August 12-18, 2004
screen picks
The Driller Killer/King of New York ($29.95/$19.95 DVD) Abel Ferrara's 1979 art-grindhouse hybrid The Driller Killer opens with the instruction, "This film should be played LOUD," but it doesn't need volume to make an impact. The story of a painter (a pseudonymous Ferrara) whose personal and private frustrations, not to mention the incessant clamor of the punk band practicing next door, drive him to savage acts of murder. Like Martin Scorsese's '70s films, The Driller Killer thrums with simultaneous attraction-repulsion to New York's darker side; Ferrara's camera glides into Max's Kansas City like an old friend, but his character huddles in a corner and complains about the noise.

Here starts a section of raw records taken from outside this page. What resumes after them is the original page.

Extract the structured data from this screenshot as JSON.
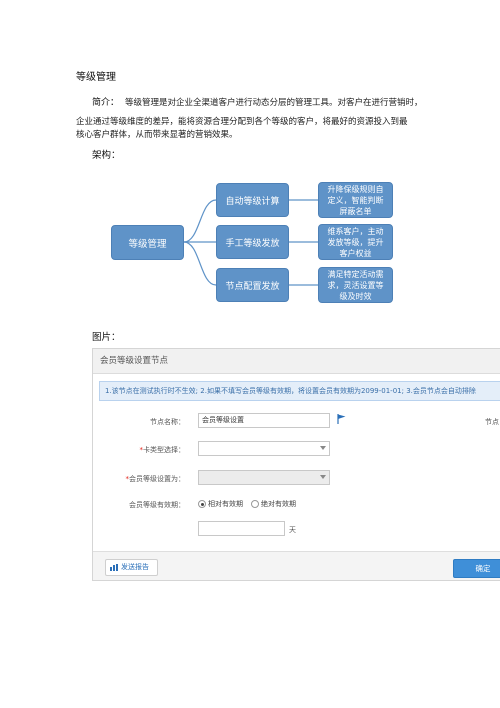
{
  "document": {
    "heading": "等级管理",
    "intro_label": "简介：",
    "intro_text": "等级管理是对企业全渠道客户进行动态分层的管理工具。对客户在进行营销时，",
    "body_lines": [
      "企业通过等级维度的差异，能将资源合理分配到各个等级的客户，将最好的资源投入到最",
      "核心客户群体，从而带来显著的营销效果。"
    ],
    "architecture_label": "架构：",
    "image_label": "图片："
  },
  "diagram": {
    "root": "等级管理",
    "branches": [
      {
        "label": "自动等级计算",
        "detail": [
          "升降保级规则自",
          "定义，智能判断",
          "屏蔽名单"
        ]
      },
      {
        "label": "手工等级发放",
        "detail": [
          "维系客户，主动",
          "发放等级，提升",
          "客户权益"
        ]
      },
      {
        "label": "节点配置发放",
        "detail": [
          "满足特定活动需",
          "求，灵活设置等",
          "级及时效"
        ]
      }
    ],
    "colors": {
      "node_fill": "#5f93c8",
      "node_border": "#4d80b6",
      "connector": "#5f93c8"
    }
  },
  "screenshot": {
    "title": "会员等级设置节点",
    "tip": "1.该节点在测试执行时不生效; 2.如果不填写会员等级有效期，将设置会员有效期为2099-01-01; 3.会员节点会自动排除",
    "fields": {
      "node_name_label": "节点名称：",
      "node_name_value": "会员等级设置",
      "node_right_label": "节点",
      "card_type_label": "卡类型选择：",
      "card_type_required": "*",
      "level_label": "会员等级设置为：",
      "level_required": "*",
      "validity_label": "会员等级有效期：",
      "radio_relative": "相对有效期",
      "radio_absolute": "绝对有效期",
      "days_unit": "天"
    },
    "buttons": {
      "report": "发送报告",
      "confirm": "确定"
    },
    "icons": {
      "flag": "flag-icon",
      "report": "chart-icon"
    },
    "colors": {
      "accent": "#3f8fd8",
      "tip_bg": "#e4eef9",
      "required": "#e2231a"
    }
  }
}
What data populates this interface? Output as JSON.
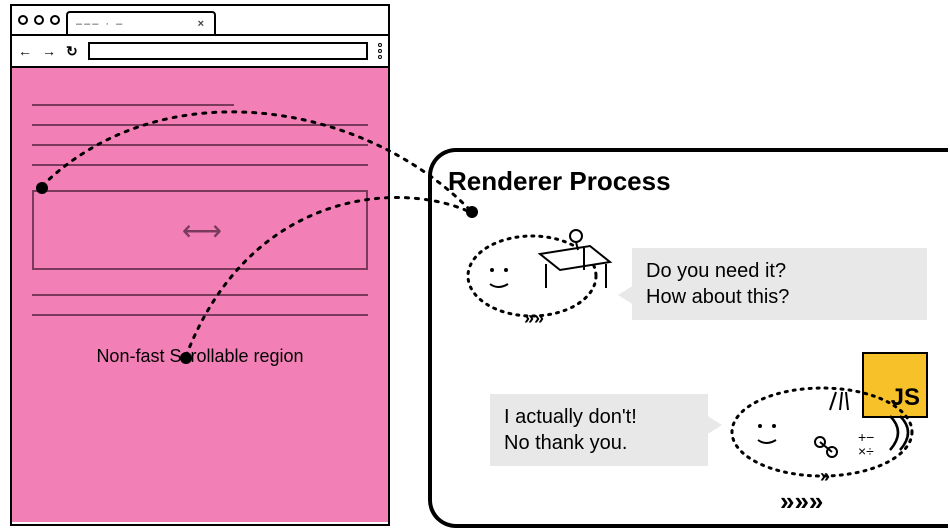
{
  "browser": {
    "tab_crumbs": "––– · –",
    "tab_close": "×"
  },
  "viewport": {
    "caption": "Non-fast Scrollable region"
  },
  "renderer": {
    "title": "Renderer Process",
    "bubble1_line1": "Do you need it?",
    "bubble1_line2": "How about this?",
    "bubble2_line1": "I actually don't!",
    "bubble2_line2": "No thank you."
  },
  "js_badge": "JS"
}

Though the movie takes a few stylistic cues from exploitation cinema, the title is largely a ruse on his disjointed audio commentary, Ferrara imagines audiences storming the projection booth, yelling, "Where's the drilling? Where's the killing?" At least, that's true until the movie's ending, when it wholeheartedly gives in to genre cliches: doors that close themselves, people who enter empty rooms and say, "Hello?" Given that part of what drives Ferrara's character mad is his inability to finish a painting, it's fitting, and perhaps intentional, that the movie doesn't seem to know how to end.
The Driller Killer is packaged with a handful of early shorts, which show Ferrara already working his central themes of class conflict and misdirected guilt. Unfortunately Not Guilty: For Keith Richards, starring Ferrara as the battle-scarred Rolling Stone, seems to be lost for good, but Could This Be Love? is a bitter, sharp comedy of manners in which two upper-class women bring a Manhattan prostitute to their suburban soiree. A lack of funds makes the locations less clear than they should be, but Ferrera's social observations are already razor-keen.
1990's King of New York, released just before Ferrara's career-high Bad Lieutenant, is a gangster drama whose glossy style is often at odds with its cautionary-tale side. On his commentary, far more lucid than The Driller Killer's, Ferrara denounces the movie as "fucking fascist filmmaking," and says he wouldn't make another movie like it if you put a gun to his head. Given the inconsistent quality of Ferrara's recent films many of which have gone without theatrical distribution a little repetition might not be such a bad thing, especially considering the lively, wall-crawling performances Ferrara gets out of Christopher Walken and Laurence Fishburne.
Winsor McCay: The Master Edition ($29.99 DVD) It's a good year to be a Winsor McCay fan. Checker Book Publishing is three volumes into a voluminous collection of the Little Nemo in Slumberland cartoonist's lesser-known work, with at least two more on the way, and Milestone's updated DVD collects all of McCay's surviving animated films. McCay's reputation as a draftsman of the first order needs no embellishment, but his contributions to the art of animation in its earliest years are still under-recognized. John Canemaker, who literally wrote the book on McCay, makes a convincing case in his commentary and a brief accompanying documentary that McCay was the first to endow animation with personality and realism, a case vibrantly made by the films themselves. McCay's fluid hand and heavily outlined figures transferred easily to the movie screen, and the fact that he drew every frame himself produced a uniquely personal style. Touring as a vaudeville act, McCay, who produced films for a decade beginning in 1912, would introduce and mime interaction with the animated Gertie the Dinosaur, whose movements are as graceful and more beautiful than anything in Jurassic Park. Several shorts adapted from McCay's nightmarish Dreams of the Rarebit Fiend strip show his talent for elasticity and exaggeration, combined with his flair for realism in How a Mosquito Operates to somewhat unsettling effect. And then there's The Sinking of the Lusitania, a powerful piece of propaganda which chillingly recreates the ill-fated ocean liner's last voyage, stirring resentment and righteous anger with dazzling skill more, in fact, than McCay would lavish on the editorial cartoons he finished out his career drawing, under the watchful eye of boss William Randolph Hearst. Joining Milestone's Norman McLaren and Grant Munro discs, The Master Edition shows an impressive and gratifying dedication to preserving animation's history, and its future.